IV

THE PLANT ITSELF

"To think of a plant as a breathing, growing thing is wonderful, but it is far more wonderful to think of it as something possible for even boys and girls to train and improve. Here is a bed of petunias, let us say; do you know just how it is possible to have larger, finer petunias next year?

"A slight operation performed, and behold magic has been worked!

"First, we will go over the life history of a plant, and then I'll tell you of this magic and how to work it. Or better yet my assistants here, Josephine, Miriam and Ethel, will do the trick.

"A plant really goes through much the same operations in life as does an animal. Only to be sure, these operations are performed in a rather different way. A plant has a digestive, or feeding, system, a breathing apparatus, the power to rid itself of waste and to make seed; it moves, and it grows, too. Philip looked a bit skeptical when I said it moves. Well, it does. Of course, a plant does not walk about, and move from spot to spot. But a plant can and does move. Why it can turn itself around back to, even. Just look at my geranium slips there! they seem to be breaking their backs to peep out of the window and look at their best friend, the sun. Turn all of them around, George. See, they face us now! remember to look at them next Friday.

"But to start over again. A plant has just three necessary and important parts: these parts are the roots, stem, and leaves.
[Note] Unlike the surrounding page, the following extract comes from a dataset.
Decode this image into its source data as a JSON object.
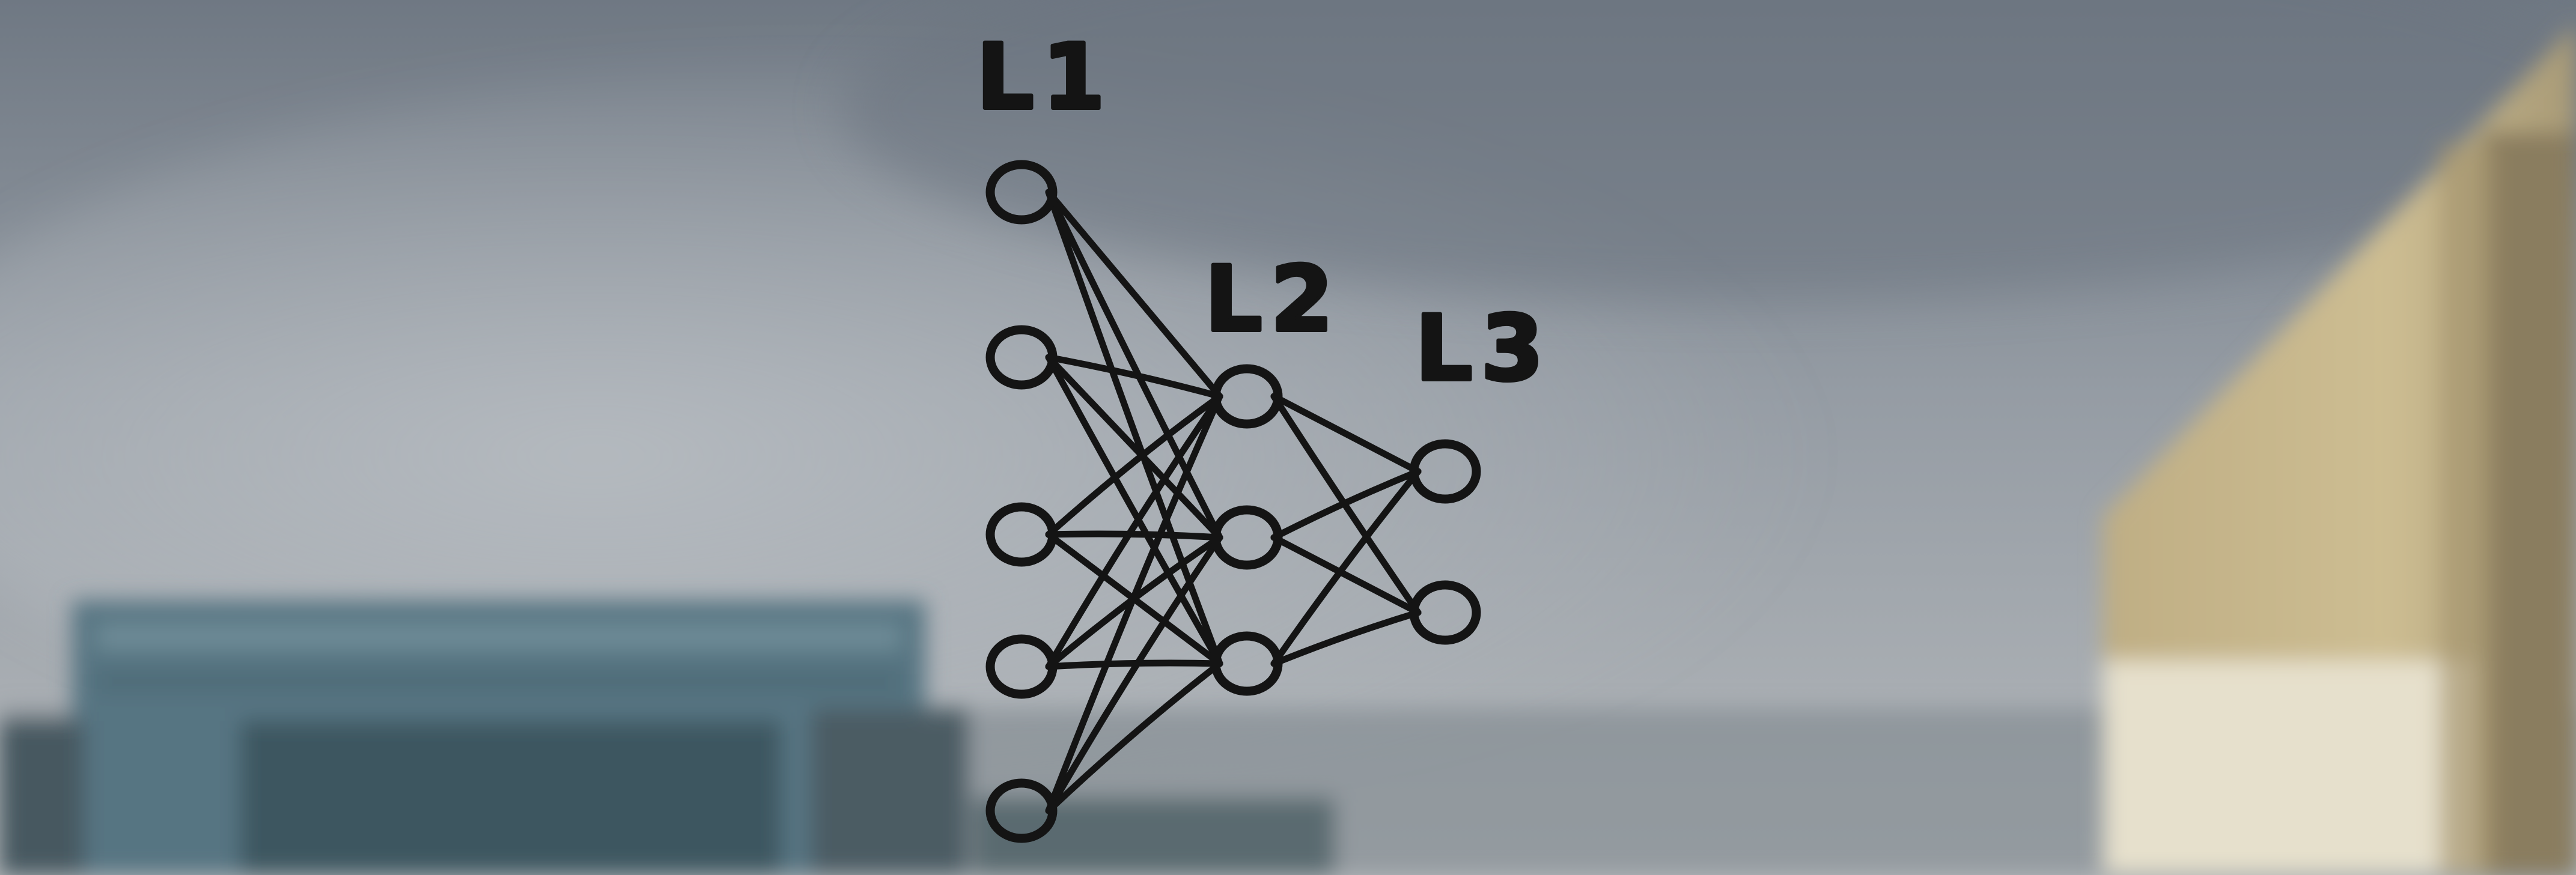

No, Elizabeth, the fruit and flowers are not separate parts. Why? Well, merely because by some queer provision of the plant world, the leaves are responsible for making or forming both the flower and the fruit. If you watch a bud form and unfold, you will notice that the entire little bud seems to be a series of leaves. And if your fingers were clever enough you could take tiny leaves and fold them into the parts which go to make up the flower and the fruit. This last, like most of the rest of that I am telling you, is just one of the miracles of nature.

"The root, rootlets and root hairs all go to make up the root-system of a plant. This system is a feeding and food storage system; cold storage, we might call it.

"I have spoken before about how the root hairs absorb food. Food is soaked up something as a blotter soaks up ink. Underground plant food must be liquid in nature. This is because plants, like babies, must have very dilute food. Plants can no more get food out of a dry lump of soil than a little baby can get its food from a hunk of bread or a thick slice of corn beef. But let that soil be water-soaked, and have the proper bacteria at work, and the material is in plant-food form. Josephine has here an old, old experiment. What was a white pink is now a red one. It has been in that glass of red ink and a little water. And lo, up the stem the red fluid climbed until it suffused the white flower and made it red. Notice as Miriam holds that lump of sugar only just touching the surface of the water, the water moves up that lump. In this way water and liquid food rise up the stems of plants. Just so, too, water rises in the soil from the lower layers up to the feeding place of the roots, and even up to the surface of the ground.

"As the roots are feeding and storing places, so the stem is a sort of passage way for the passing back and forth of liquids. Take a stem of a big plant, like an oak tree, and you see in the wood where storage of fibre has gone on. But the great work is that of interchange.